Sanikiluaq: Land & Wildlife

    Most of the small islands in the archipelago provide breeding grounds for several species of ducks & geese (including eider, merganser, Brant & Canada). Rock crevices, lakes and ponds are summer home to many other migrating birds. Most of the species that nest or visit are water birds including red-throated, common & arctic loons, black guillemot, arctic tern and gulls. There are also a few land birds like rock ptarmigan, rough legged hawk, peregrine falcon, snowy owl, horned lark, Lapland longspur and snow bunting.
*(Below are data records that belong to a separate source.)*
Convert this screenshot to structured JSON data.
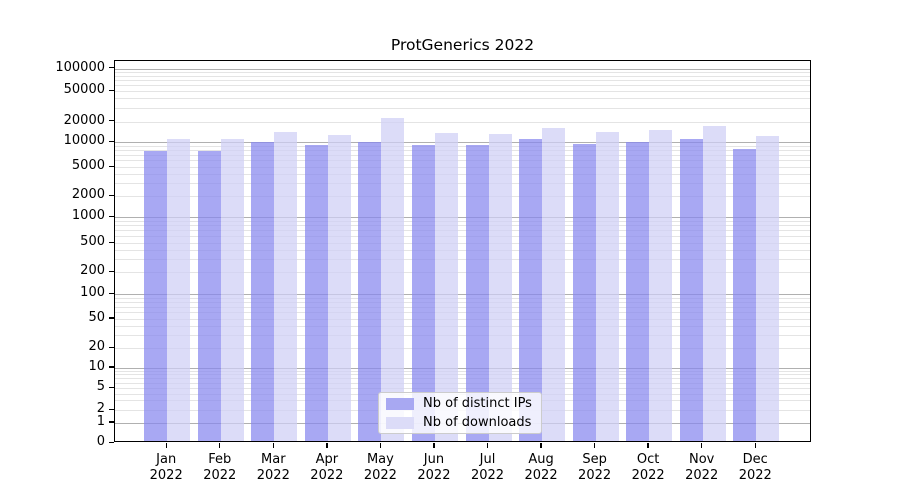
{
  "chart_data": {
    "type": "bar",
    "title": "ProtGenerics 2022",
    "x_categories": [
      "Jan",
      "Feb",
      "Mar",
      "Apr",
      "May",
      "Jun",
      "Jul",
      "Aug",
      "Sep",
      "Oct",
      "Nov",
      "Dec"
    ],
    "x_sublabel": "2022",
    "series": [
      {
        "name": "Nb of distinct IPs",
        "color": "#a8a8f2",
        "fill": "rgba(134,134,238,0.72)",
        "values": [
          7400,
          7400,
          9400,
          8700,
          9400,
          8700,
          8700,
          10300,
          8900,
          9500,
          10400,
          7700
        ]
      },
      {
        "name": "Nb of downloads",
        "color": "#dcdcf8",
        "fill": "rgba(206,206,245,0.72)",
        "values": [
          10400,
          10500,
          13200,
          12000,
          21000,
          12500,
          12300,
          14800,
          13000,
          14200,
          16000,
          11500
        ]
      }
    ],
    "y_axis": {
      "scale": "symlog",
      "tick_values": [
        0,
        1,
        2,
        5,
        10,
        20,
        50,
        100,
        200,
        500,
        1000,
        2000,
        5000,
        10000,
        20000,
        50000,
        100000
      ],
      "tick_labels": [
        "0",
        "1",
        "2",
        "5",
        "10",
        "20",
        "50",
        "100",
        "200",
        "500",
        "1000",
        "2000",
        "5000",
        "10000",
        "20000",
        "50000",
        "100000"
      ],
      "range": [
        0,
        100000
      ]
    },
    "grid": {
      "major": true,
      "minor": true,
      "major_color": "#b0b0b0",
      "minor_color": "#e4e4e4"
    },
    "legend": {
      "position": "bottom-center",
      "entries": [
        "Nb of distinct IPs",
        "Nb of downloads"
      ]
    }
  }
}
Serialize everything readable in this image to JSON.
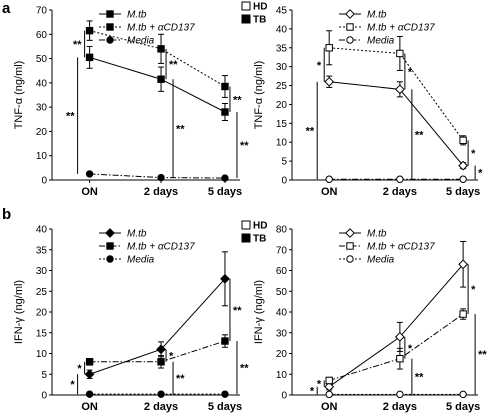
{
  "figure": {
    "panel_a_label": "a",
    "panel_b_label": "b"
  },
  "legend_tags": {
    "hd": "HD",
    "tb": "TB"
  },
  "chart_data": [
    {
      "id": "a-left",
      "type": "line",
      "panel": "a",
      "ylabel": "TNF-α (ng/ml)",
      "ylim": [
        0,
        70
      ],
      "yticks": [
        0,
        10,
        20,
        30,
        40,
        50,
        60,
        70
      ],
      "categories": [
        "ON",
        "2 days",
        "5 days"
      ],
      "hd_tb_tags": true,
      "series": [
        {
          "name": "M.tb",
          "values": [
            50.5,
            41.5,
            28
          ],
          "errors": [
            4.5,
            5,
            3.5
          ],
          "style": "solid",
          "marker": "square",
          "fill": "#000000"
        },
        {
          "name": "M.tb + αCD137",
          "values": [
            61.5,
            54,
            38.5
          ],
          "errors": [
            4,
            6,
            4.5
          ],
          "style": "dotted",
          "marker": "square",
          "fill": "#000000"
        },
        {
          "name": "Media",
          "values": [
            2.5,
            1,
            0.8
          ],
          "errors": [
            0,
            0,
            0
          ],
          "style": "dashdot",
          "marker": "circle",
          "fill": "#000000"
        }
      ],
      "significance": [
        {
          "between": [
            "M.tb",
            "M.tb + αCD137"
          ],
          "at": "ON",
          "label": "**"
        },
        {
          "between": [
            "Media",
            "M.tb"
          ],
          "at": "ON",
          "label": "**"
        },
        {
          "between": [
            "M.tb",
            "M.tb + αCD137"
          ],
          "at": "2 days",
          "label": "**"
        },
        {
          "between": [
            "Media",
            "M.tb"
          ],
          "at": "2 days",
          "label": "**"
        },
        {
          "between": [
            "M.tb",
            "M.tb + αCD137"
          ],
          "at": "5 days",
          "label": "**"
        },
        {
          "between": [
            "Media",
            "M.tb"
          ],
          "at": "5 days",
          "label": "**"
        }
      ]
    },
    {
      "id": "a-right",
      "type": "line",
      "panel": "a",
      "ylabel": "TNF-α (ng/ml)",
      "ylim": [
        0,
        45
      ],
      "yticks": [
        0,
        5,
        10,
        15,
        20,
        25,
        30,
        35,
        40,
        45
      ],
      "categories": [
        "ON",
        "2 days",
        "5 days"
      ],
      "hd_tb_tags": false,
      "series": [
        {
          "name": "M.tb",
          "values": [
            26,
            24,
            3.8
          ],
          "errors": [
            1.5,
            2,
            0.8
          ],
          "style": "solid",
          "marker": "diamond",
          "fill": "#ffffff"
        },
        {
          "name": "M.tb + αCD137",
          "values": [
            35,
            33.5,
            10.5
          ],
          "errors": [
            4.5,
            4.5,
            1.2
          ],
          "style": "dotted",
          "marker": "square",
          "fill": "#ffffff"
        },
        {
          "name": "Media",
          "values": [
            0.2,
            0.2,
            0.2
          ],
          "errors": [
            0,
            0,
            0
          ],
          "style": "dashdot",
          "marker": "circle",
          "fill": "#ffffff"
        }
      ],
      "significance": [
        {
          "between": [
            "M.tb",
            "M.tb + αCD137"
          ],
          "at": "ON",
          "label": "*"
        },
        {
          "between": [
            "Media",
            "M.tb"
          ],
          "at": "ON",
          "label": "**"
        },
        {
          "between": [
            "M.tb",
            "M.tb + αCD137"
          ],
          "at": "2 days",
          "label": "*"
        },
        {
          "between": [
            "Media",
            "M.tb"
          ],
          "at": "2 days",
          "label": "**"
        },
        {
          "between": [
            "M.tb",
            "M.tb + αCD137"
          ],
          "at": "5 days",
          "label": "*"
        },
        {
          "between": [
            "Media",
            "M.tb"
          ],
          "at": "5 days",
          "label": "*"
        }
      ]
    },
    {
      "id": "b-left",
      "type": "line",
      "panel": "b",
      "ylabel": "IFN-γ (ng/ml)",
      "ylim": [
        0,
        40
      ],
      "yticks": [
        0,
        5,
        10,
        15,
        20,
        25,
        30,
        35,
        40
      ],
      "categories": [
        "ON",
        "2 days",
        "5 days"
      ],
      "hd_tb_tags": true,
      "series": [
        {
          "name": "M.tb",
          "values": [
            5,
            11,
            28
          ],
          "errors": [
            1,
            1.8,
            6.5
          ],
          "style": "solid",
          "marker": "diamond",
          "fill": "#000000"
        },
        {
          "name": "M.tb + αCD137",
          "values": [
            8,
            8,
            13
          ],
          "errors": [
            0.8,
            1.5,
            1.5
          ],
          "style": "dashdot",
          "marker": "square",
          "fill": "#000000"
        },
        {
          "name": "Media",
          "values": [
            0.2,
            0.2,
            0.2
          ],
          "errors": [
            0,
            0,
            0
          ],
          "style": "dotted",
          "marker": "circle",
          "fill": "#000000"
        }
      ],
      "significance": [
        {
          "between": [
            "M.tb",
            "M.tb + αCD137"
          ],
          "at": "ON",
          "label": "*"
        },
        {
          "between": [
            "Media",
            "M.tb"
          ],
          "at": "ON",
          "label": "*"
        },
        {
          "between": [
            "M.tb",
            "M.tb + αCD137"
          ],
          "at": "2 days",
          "label": "*"
        },
        {
          "between": [
            "Media",
            "M.tb + αCD137"
          ],
          "at": "2 days",
          "label": "**"
        },
        {
          "between": [
            "M.tb",
            "M.tb + αCD137"
          ],
          "at": "5 days",
          "label": "**"
        },
        {
          "between": [
            "Media",
            "M.tb + αCD137"
          ],
          "at": "5 days",
          "label": "**"
        }
      ]
    },
    {
      "id": "b-right",
      "type": "line",
      "panel": "b",
      "ylabel": "IFN-γ (ng/ml)",
      "ylim": [
        0,
        80
      ],
      "yticks": [
        0,
        10,
        20,
        30,
        40,
        50,
        60,
        70,
        80
      ],
      "categories": [
        "ON",
        "2 days",
        "5 days"
      ],
      "hd_tb_tags": false,
      "series": [
        {
          "name": "M.tb",
          "values": [
            4,
            28,
            63
          ],
          "errors": [
            1.5,
            7,
            11
          ],
          "style": "solid",
          "marker": "diamond",
          "fill": "#ffffff"
        },
        {
          "name": "M.tb + αCD137",
          "values": [
            7,
            17.5,
            39
          ],
          "errors": [
            1.5,
            5,
            2.5
          ],
          "style": "dashdot",
          "marker": "square",
          "fill": "#ffffff"
        },
        {
          "name": "Media",
          "values": [
            0.3,
            0.3,
            0.3
          ],
          "errors": [
            0,
            0,
            0
          ],
          "style": "dotted",
          "marker": "circle",
          "fill": "#ffffff"
        }
      ],
      "significance": [
        {
          "between": [
            "M.tb",
            "M.tb + αCD137"
          ],
          "at": "ON",
          "label": "*"
        },
        {
          "between": [
            "Media",
            "M.tb"
          ],
          "at": "ON",
          "label": "*"
        },
        {
          "between": [
            "M.tb",
            "M.tb + αCD137"
          ],
          "at": "2 days",
          "label": "*"
        },
        {
          "between": [
            "Media",
            "M.tb + αCD137"
          ],
          "at": "2 days",
          "label": "**"
        },
        {
          "between": [
            "M.tb",
            "M.tb + αCD137"
          ],
          "at": "5 days",
          "label": "*"
        },
        {
          "between": [
            "Media",
            "M.tb + αCD137"
          ],
          "at": "5 days",
          "label": "**"
        }
      ]
    }
  ]
}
    Arctic char and whitefish are found in the rivers and lakes.  Coastal waters are a source of cod, capelin, lumpfish and sculpin. They are also home to ring, bearded and harbour seals, beluga whale, walrus and Polar bear. On the tundra fox, arctic hare and lemmings can be found along with reindeer that were introduces in 1978, about 100 years after the caribou disappeared.

    Sanikiluaq has weather that can be blustery and unpredictable. The islands are surrounded by open sea and high winds and storms can arise suddenly. Information on daily temperatures and wind conditions can be obtained from the local observer/communicator at the local airport.